As of right now, we do see some States, like California, Florida, and Texas, which are certainly economically relevant States, they are pausing or reversing some aspects of their reopening. Again, this is concerning but not a forecast-breaker at this point in time. I mean, look around, you can clearly see from the traffic, the activity, the number of businesses open, that we are light years ahead of where we were in terms of reopening, relative to where we were in, say, late March or April. Most of the reversals we've found in reopening, seem to be largely confined to indoor dining, indoor drinking, strictly indoor entertainment establishments, which seems to be a much more targeted approach than the blanket shutdowns that we saw in March and April. So, for now, the situation has yet to reach that critical mass necessary to undermine our expectation of the onset of macroeconomic recovery in US GDP, as we transition here to this third quarter.
So, we will be certainly watching. We will be watching very closely. We're watching them every day, updating these every day, the rolling death trends, and any subsequent orders that that may generate from governors around the country in the weeks ahead. And, certainly, if things change, we're going to be getting word out quickly. I'd certainly recommend checking in on Brian and Alan Beaulieu's Special Edition Webinar coming up on July 22nd, which is going to cover those latest developments and certainly brief any changes that those may yield in terms of our forecast.
So, enough of the negative. Enough of the negative. On the positive side of things, there's plenty to talk about. COVID cases aren't the only rising trend in town.
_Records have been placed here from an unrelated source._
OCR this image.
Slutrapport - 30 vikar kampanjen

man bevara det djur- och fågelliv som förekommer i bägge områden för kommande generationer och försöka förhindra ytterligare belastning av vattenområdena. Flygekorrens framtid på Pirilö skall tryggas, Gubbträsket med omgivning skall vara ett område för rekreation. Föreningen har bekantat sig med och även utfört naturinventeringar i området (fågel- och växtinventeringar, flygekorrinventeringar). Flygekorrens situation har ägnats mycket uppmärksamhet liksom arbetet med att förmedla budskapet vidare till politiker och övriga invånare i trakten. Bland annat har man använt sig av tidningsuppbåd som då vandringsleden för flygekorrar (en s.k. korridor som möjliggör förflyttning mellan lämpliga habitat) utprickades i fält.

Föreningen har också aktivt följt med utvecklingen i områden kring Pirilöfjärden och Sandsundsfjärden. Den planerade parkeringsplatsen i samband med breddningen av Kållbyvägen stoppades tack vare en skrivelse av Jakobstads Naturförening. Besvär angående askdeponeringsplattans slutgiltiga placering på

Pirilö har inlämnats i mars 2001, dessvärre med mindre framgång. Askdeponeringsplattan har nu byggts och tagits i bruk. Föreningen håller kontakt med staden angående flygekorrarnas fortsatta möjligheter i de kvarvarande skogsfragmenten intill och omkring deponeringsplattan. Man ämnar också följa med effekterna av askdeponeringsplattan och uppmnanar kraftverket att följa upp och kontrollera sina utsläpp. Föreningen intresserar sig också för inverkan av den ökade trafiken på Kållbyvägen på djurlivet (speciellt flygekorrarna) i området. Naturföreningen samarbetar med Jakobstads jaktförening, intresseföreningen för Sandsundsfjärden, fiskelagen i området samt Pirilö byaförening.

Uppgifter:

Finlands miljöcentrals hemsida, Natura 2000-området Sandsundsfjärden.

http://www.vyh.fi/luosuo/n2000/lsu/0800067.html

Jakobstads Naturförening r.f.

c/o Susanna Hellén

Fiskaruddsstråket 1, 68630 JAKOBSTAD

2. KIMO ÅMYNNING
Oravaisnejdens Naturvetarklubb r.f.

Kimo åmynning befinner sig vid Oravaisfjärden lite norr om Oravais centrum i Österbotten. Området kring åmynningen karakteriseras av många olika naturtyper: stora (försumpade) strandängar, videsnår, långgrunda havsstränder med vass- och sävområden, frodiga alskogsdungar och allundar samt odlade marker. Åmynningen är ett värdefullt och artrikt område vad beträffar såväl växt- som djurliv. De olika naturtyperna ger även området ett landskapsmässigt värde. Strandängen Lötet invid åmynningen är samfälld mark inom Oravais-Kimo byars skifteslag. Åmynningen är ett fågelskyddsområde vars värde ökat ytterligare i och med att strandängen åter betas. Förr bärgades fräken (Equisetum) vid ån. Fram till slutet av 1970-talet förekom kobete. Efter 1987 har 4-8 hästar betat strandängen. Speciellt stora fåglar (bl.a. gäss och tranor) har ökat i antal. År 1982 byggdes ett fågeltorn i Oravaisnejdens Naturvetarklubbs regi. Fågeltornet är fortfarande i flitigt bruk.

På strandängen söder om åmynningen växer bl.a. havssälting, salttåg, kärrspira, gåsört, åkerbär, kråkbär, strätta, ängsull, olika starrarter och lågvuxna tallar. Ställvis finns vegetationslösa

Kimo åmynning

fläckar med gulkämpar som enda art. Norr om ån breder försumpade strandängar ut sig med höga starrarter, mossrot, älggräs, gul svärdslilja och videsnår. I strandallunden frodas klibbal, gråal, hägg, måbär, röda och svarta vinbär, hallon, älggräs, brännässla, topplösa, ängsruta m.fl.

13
In fact, we are gaining more rising trends in our leading indicators and our leading indicator dashboard by the week it seems. I'm not going to rattle them all off to you, and those of you who are subscribers or signed up for recent ITR webinars, you know that dashboard that I'm referring to, and one big one from that dashboard I will single out because it was such an encouraging data point is the US ISM Purchasing Managers Index 112 rate of change, which delivered its second straight month of rise serving to a positive 1.9% in the latest data point, which we just received on July 1st. It was a considerable jump from the May data point, which is not exactly surprising, but certainly a great empirical confirmation of the recovering economic activity and buzz that we are seeing and hearing about all around us in the last month.
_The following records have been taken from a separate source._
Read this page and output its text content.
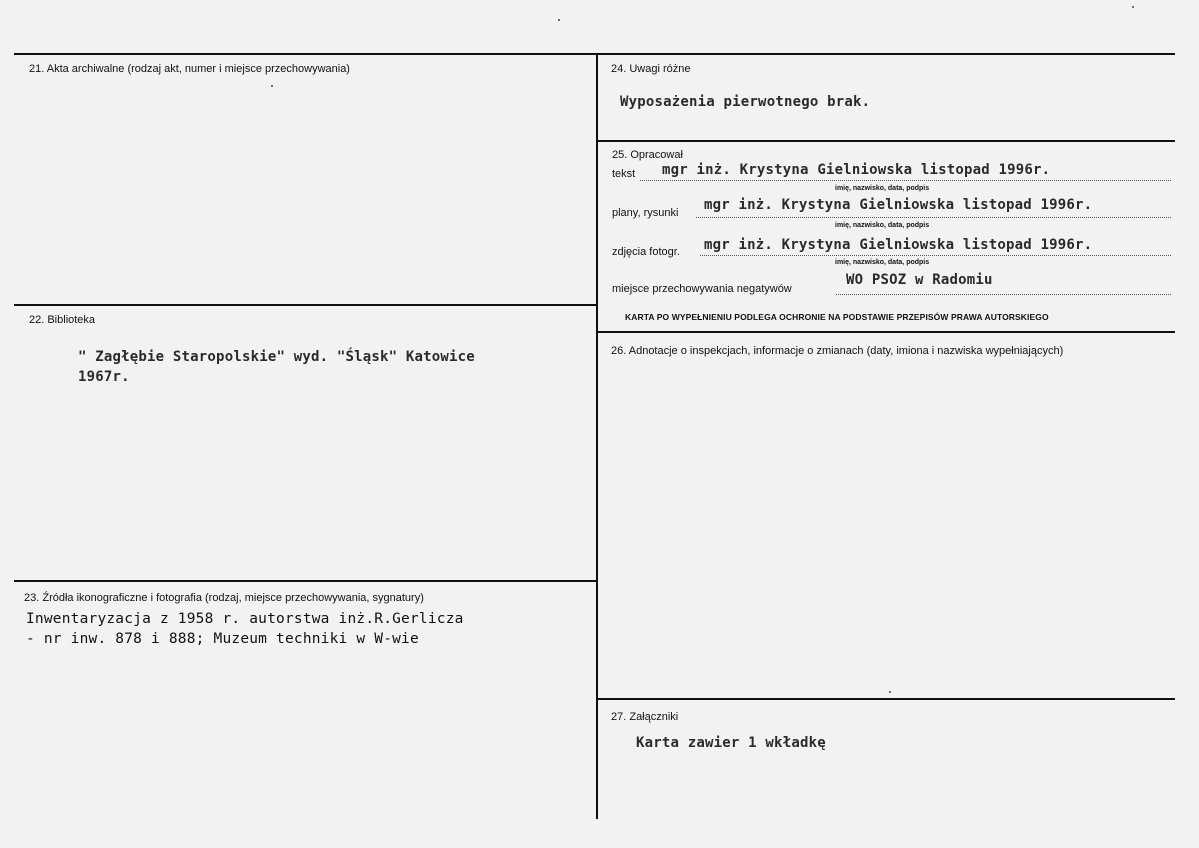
21. Akta archiwalne (rodzaj akt, numer i miejsce przechowywania)
22. Biblioteka
" Zagłębie Staropolskie" wyd. "Śląsk" Katowice
1967r.
23. Źródła ikonograficzne i fotografia (rodzaj, miejsce przechowywania, sygnatury)
Inwentaryzacja z 1958 r. autorstwa inż.R.Gerlicza
- nr inw. 878 i 888; Muzeum techniki w W-wie
24. Uwagi różne
Wyposażenia pierwotnego brak.
25. Opracował
tekst mgr inż. Krystyna Gielniowska listopad 1996r.
imię, nazwisko, data, podpis
plany, rysunki mgr inż. Krystyna Gielniowska listopad 1996r.
imię, nazwisko, data, podpis
zdjęcia fotogr. mgr inż. Krystyna Gielniowska listopad 1996r.
imię, nazwisko, data, podpis
miejsce przechowywania negatywów
WO PSOZ w Radomiu
KARTA PO WYPEŁNIENIU PODLEGA OCHRONIE NA PODSTAWIE PRZEPISÓW PRAWA AUTORSKIEGO
26. Adnotacje o inspekcjach, informacje o zmianach (daty, imiona i nazwiska wypełniających)
27. Załączniki
Karta zawier 1 wkładkę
At present, we have eight of our favorite leading indicators in nascent rising trends that are either one or two months off of their early spring lows. So, not necessarily statistically significant, but certainly encouraging. It's unlikely. I'll certainly admit it's unlikely that all of them, every single one of them, is going to hold and continue consistently upward on a linear track. But should we emerge from the end of this third quarter with at least five, at least five, that's the magic number we look for, five of those leading indicators holding those lows in an upward trend, we're on track as it relates to our forecast. And with eight currently on the board, I'd certainly say we're off to a good start and that's definitely something to feel good about.